Artículo de Prensa 08 Aug 2016

Bank stress tests: apples and oranges

Ana Rubio

The results of the European bank stress tests published a few days ago were passed by almost all of the banks considering that only one Italian bank and one Irish bank would have shown a capital shortfall compared to last year’s minimum capital threshold. This is normal for various reasons: the situation faced by banks should have improved after the successive stress tests forced them to recapitalize in previous years, most of the national restructuring processes have been completed and the European economies seem to be on the path to recovery.

This year the much fewer banks were tested (50 compared to 140 in previous years) because authorities wanted to focus on large banks that are comparable. However, the results show that not even the large European banks are homogenous, as there are large differences on how they are impacted in adverse scenarios and their starting points. You cannot take any single approach to addressing problems faced by European Banks: recapitalizing them all, for example, as some analysts suggest.

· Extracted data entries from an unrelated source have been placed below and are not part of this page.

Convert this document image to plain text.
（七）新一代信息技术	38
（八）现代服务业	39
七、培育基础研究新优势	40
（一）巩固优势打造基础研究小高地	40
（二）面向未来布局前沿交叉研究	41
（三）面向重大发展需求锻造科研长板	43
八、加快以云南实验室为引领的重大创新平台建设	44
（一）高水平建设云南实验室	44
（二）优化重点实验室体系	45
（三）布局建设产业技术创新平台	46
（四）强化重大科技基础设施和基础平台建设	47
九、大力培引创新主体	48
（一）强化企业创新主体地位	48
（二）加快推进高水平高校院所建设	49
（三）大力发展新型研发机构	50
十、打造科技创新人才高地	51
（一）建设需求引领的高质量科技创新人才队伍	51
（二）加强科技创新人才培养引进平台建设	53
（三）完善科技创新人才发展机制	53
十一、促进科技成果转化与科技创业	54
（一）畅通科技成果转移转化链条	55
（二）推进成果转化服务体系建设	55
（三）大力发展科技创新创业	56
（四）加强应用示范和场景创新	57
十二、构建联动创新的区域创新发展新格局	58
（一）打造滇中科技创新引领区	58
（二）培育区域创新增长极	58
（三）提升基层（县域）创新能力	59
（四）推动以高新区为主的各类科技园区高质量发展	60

One clear case is that of the Italian banks, as there are still over 600, which hold over 300 billion euros in impaired assets. However, the results of the five Italian banks that were tested were surprisingly good, with only one showing serious weakness. In any case, Monte dei Paschi’s results were expected and, just half an hour before the test, it conveniently announced a plan to inject capital and sell impaired assets. We have to wait to see if they find any takers in order for this plan to be carried out. What should be done with the other Italian banks? Even though they have passed this test, they do not boast a comfortable capital position. If these banks can’t access private capital, their bondholders will have to take the losses (as per EU regulations), and, subsequently, they will receive an injection of public capital and retail investors will be compensated if they were sold bonds with deceptive practices.

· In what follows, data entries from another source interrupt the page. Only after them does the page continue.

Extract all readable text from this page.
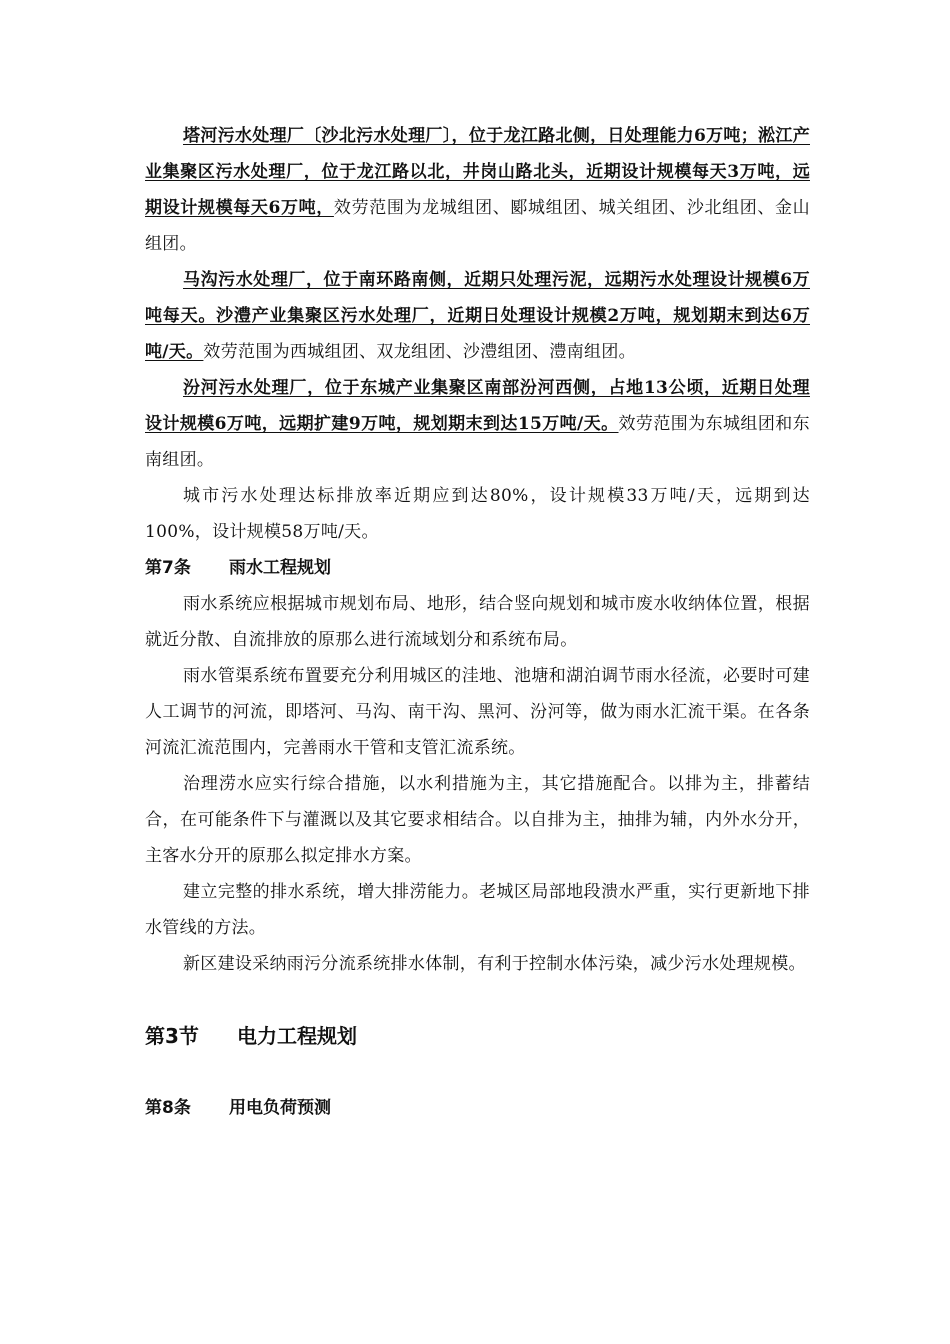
塔河污水处理厂〔沙北污水处理厂〕，位于龙江路北侧，日处理能力6万吨；淞江产业集聚区污水处理厂，位于龙江路以北，井岗山路北头，近期设计规模每天3万吨，远期设计规模每天6万吨，效劳范围为龙城组团、郾城组团、城关组团、沙北组团、金山组团。

马沟污水处理厂，位于南环路南侧，近期只处理污泥，远期污水处理设计规模6万吨每天。沙澧产业集聚区污水处理厂，近期日处理设计规模2万吨，规划期末到达6万吨/天。效劳范围为西城组团、双龙组团、沙澧组团、澧南组团。

汾河污水处理厂，位于东城产业集聚区南部汾河西侧，占地13公顷，近期日处理设计规模6万吨，远期扩建9万吨，规划期末到达15万吨/天。效劳范围为东城组团和东南组团。

城市污水处理达标排放率近期应到达80%，设计规模33万吨/天，远期到达100%，设计规模58万吨/天。

第7条 雨水工程规划

雨水系统应根据城市规划布局、地形，结合竖向规划和城市废水收纳体位置，根据就近分散、自流排放的原那么进行流域划分和系统布局。

雨水管渠系统布置要充分利用城区的洼地、池塘和湖泊调节雨水径流，必要时可建人工调节的河流，即塔河、马沟、南干沟、黑河、汾河等，做为雨水汇流干渠。在各条河流汇流范围内，完善雨水干管和支管汇流系统。

治理涝水应实行综合措施，以水利措施为主，其它措施配合。以排为主，排蓄结合，在可能条件下与灌溉以及其它要求相结合。以自排为主，抽排为辅，内外水分开，主客水分开的原那么拟定排水方案。

建立完整的排水系统，增大排涝能力。老城区局部地段溃水严重，实行更新地下排水管线的方法。

新区建设采纳雨污分流系统排水体制，有利于控制水体污染，减少污水处理规模。

第3节 电力工程规划

第8条 用电负荷预测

The negative surprises have also come from the traditionally more solid institutions, which are now facing some difficulties. Some German and English banks are showing relatively low capital ratios in the adverse scenario, so we cannot rule out some measures being announced to fix this situation.

The situation faced by Spanish banks is a lot rosier as they have ample capital. This reflects the efforts made in the past, the considerable restructuring of the system and the clean-up of their balance sheets. All that remains is for the markets to recognize this, and for other banks to no longer be penalized as much as other peripheral banks that face worse situations.

Although one might think that the international crisis has been left behind, these stress tests are of the utmost importance. First, it takes place at time when market sentiment towards banks is negative, as the equity markets have been punishing bank stocks since the beginning of the year. There are some whose doubts go beyond Italian banks to include all the peripheral countries. Furthermore, this is the first test conducted since the ECB became the single supervisor, so these results are important in so far as they show how the European authorities will ensure that their banks are healthy. And, lastly, for the first time these results will be integrated into the supervisory tests the ECB performs on banks every year, and will therefore help determine how much capital each one needs.

All Europeans should want their banks to be solvent. Given that we are on the path toward a banking union, it will only be possible to share risks if the burdens from the crisis have been dealt with. That’s why it is so important to solve the Italian bank problem as soon as possible, but it is also crucial to abide by the rules we have all committed to. Only then will a solvent European banking system be able to help economies recover.